DBear it sounds like we have the same problem. I've changed my testing methodology and no longer mess with the shifter. I just keep trying to turn the key until it starts and so far it will always start. So it no longer seems to be the inhibitor switch. My ignition switch is only 2 years old. What I have noticed is that if I put the key in the ON position and wait a while...about 30sec, it will start on the first try. Is there anything that happens with the key in ON that might affect starting?
Goldmax--
I never tried just holding it on, I kept switching it on and off. I don't know the answer to your question.
It sure sounds like ignition switch. I replaced one, and the problem didn't go away, so I spent a lot of time looking for something else. But I finally focused on the switch again. I think the problem is that there is a little play between the flange in the key cylinder and the slot in the ignition switch, so turning the key doesn't always force the ignition switch all the way over. I ended up putting a piece of electrical tape on one side of the slot in the ignition switch, to try to eliminate any play between the flange and the slot. For the last couple of months I haven't had a problem <knocking on wood...>.
These cars are notorious for going through ignition switches. I'm guessing the problem is not the switches, but the fact that the flange doesn't go quite far enough over some times. If I have the problem again, I'll expose the ignition switch and try starting it by putting the key directly in the slot. I expect it will work every time.
I never tried just holding it on, I kept switching it on and off. I don't know the answer to your question.
It sure sounds like ignition switch. I replaced one, and the problem didn't go away, so I spent a lot of time looking for something else. But I finally focused on the switch again. I think the problem is that there is a little play between the flange in the key cylinder and the slot in the ignition switch, so turning the key doesn't always force the ignition switch all the way over. I ended up putting a piece of electrical tape on one side of the slot in the ignition switch, to try to eliminate any play between the flange and the slot. For the last couple of months I haven't had a problem <knocking on wood...>.
These cars are notorious for going through ignition switches. I'm guessing the problem is not the switches, but the fact that the flange doesn't go quite far enough over some times. If I have the problem again, I'll expose the ignition switch and try starting it by putting the key directly in the slot. I expect it will work every time.
I finally took apart the intake did some tests with a dvm. Here are my results. I first tested the contacts on the contacts on the inhibitor relay. This is the last part before power goes to the starter solenoid.
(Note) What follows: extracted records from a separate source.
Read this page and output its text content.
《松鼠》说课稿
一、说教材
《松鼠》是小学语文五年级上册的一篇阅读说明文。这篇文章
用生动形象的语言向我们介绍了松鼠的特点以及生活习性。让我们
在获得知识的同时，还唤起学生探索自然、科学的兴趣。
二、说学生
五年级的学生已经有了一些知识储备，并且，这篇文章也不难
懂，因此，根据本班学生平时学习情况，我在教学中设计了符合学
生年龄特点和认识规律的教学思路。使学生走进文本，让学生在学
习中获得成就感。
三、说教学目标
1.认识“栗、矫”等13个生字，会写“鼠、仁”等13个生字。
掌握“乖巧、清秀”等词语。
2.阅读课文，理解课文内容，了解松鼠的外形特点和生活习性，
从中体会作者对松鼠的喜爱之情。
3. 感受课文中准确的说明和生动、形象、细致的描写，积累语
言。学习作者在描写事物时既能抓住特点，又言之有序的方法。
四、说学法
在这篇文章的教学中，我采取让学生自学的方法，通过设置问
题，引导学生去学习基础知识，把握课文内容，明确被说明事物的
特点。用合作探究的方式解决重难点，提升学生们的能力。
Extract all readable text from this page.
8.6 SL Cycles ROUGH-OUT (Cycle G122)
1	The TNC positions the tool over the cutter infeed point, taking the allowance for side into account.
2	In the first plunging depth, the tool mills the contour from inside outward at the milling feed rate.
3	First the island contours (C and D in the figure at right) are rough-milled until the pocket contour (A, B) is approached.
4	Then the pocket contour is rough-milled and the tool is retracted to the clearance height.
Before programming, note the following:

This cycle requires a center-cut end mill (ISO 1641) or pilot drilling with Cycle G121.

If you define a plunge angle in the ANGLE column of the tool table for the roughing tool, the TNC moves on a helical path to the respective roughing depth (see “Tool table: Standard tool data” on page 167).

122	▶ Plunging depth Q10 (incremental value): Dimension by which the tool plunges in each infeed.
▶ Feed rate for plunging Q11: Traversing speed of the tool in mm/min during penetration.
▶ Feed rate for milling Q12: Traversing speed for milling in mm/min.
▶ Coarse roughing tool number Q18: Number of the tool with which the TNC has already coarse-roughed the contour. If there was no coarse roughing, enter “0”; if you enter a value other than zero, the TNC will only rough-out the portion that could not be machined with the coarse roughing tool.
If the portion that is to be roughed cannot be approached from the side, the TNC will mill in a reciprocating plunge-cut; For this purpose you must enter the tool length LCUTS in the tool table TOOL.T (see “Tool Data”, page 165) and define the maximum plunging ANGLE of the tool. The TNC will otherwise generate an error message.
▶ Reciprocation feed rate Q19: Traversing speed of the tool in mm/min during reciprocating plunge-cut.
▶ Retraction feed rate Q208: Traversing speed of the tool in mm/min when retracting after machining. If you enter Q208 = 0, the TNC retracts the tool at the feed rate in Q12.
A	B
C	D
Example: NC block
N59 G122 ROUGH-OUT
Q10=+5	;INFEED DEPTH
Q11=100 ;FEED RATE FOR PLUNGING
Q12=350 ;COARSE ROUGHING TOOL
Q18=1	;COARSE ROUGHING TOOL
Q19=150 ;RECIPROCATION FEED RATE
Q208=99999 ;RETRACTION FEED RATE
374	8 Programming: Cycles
At contact #6 of the relay the voltage was over 12V as it's suppose to be with the key in START. With the key ON it was 0V. So then the problem was either the relay or the starter. Finally I took apart the intake and was able to see the contacts in the starter. I tested the B+ and the Solenoid cable. The B+ had 12+V and the solenoid thin cable had 12V when key was in START. The solenoid made no clicking though. So my last guess is the solenoid is bad. There are two screw on the solenoid, the one with the boot is the B+, but is the other screw the same as the solenoid thin cable?
There are two relay boxes under the hood some of these relays are of the same color/type. If you suspect a bad relay swap it out with another one of the same type, if one is available. Also check the socket where the relay plugs in, make sure no damage or corrosion.
Ignition lead on solenoid gets low current from ignition. This is converted to the linear energy of the drive kicking out. Simultaneously, the solenoid completes the circuit to the starter motor itself allowing high current from the battery to drive the starter motor. Thus, creating the torque needed to turn the engine.
Hope this helps.
It may be better if you don't know where he gets his starters, unless you want to avoid the place.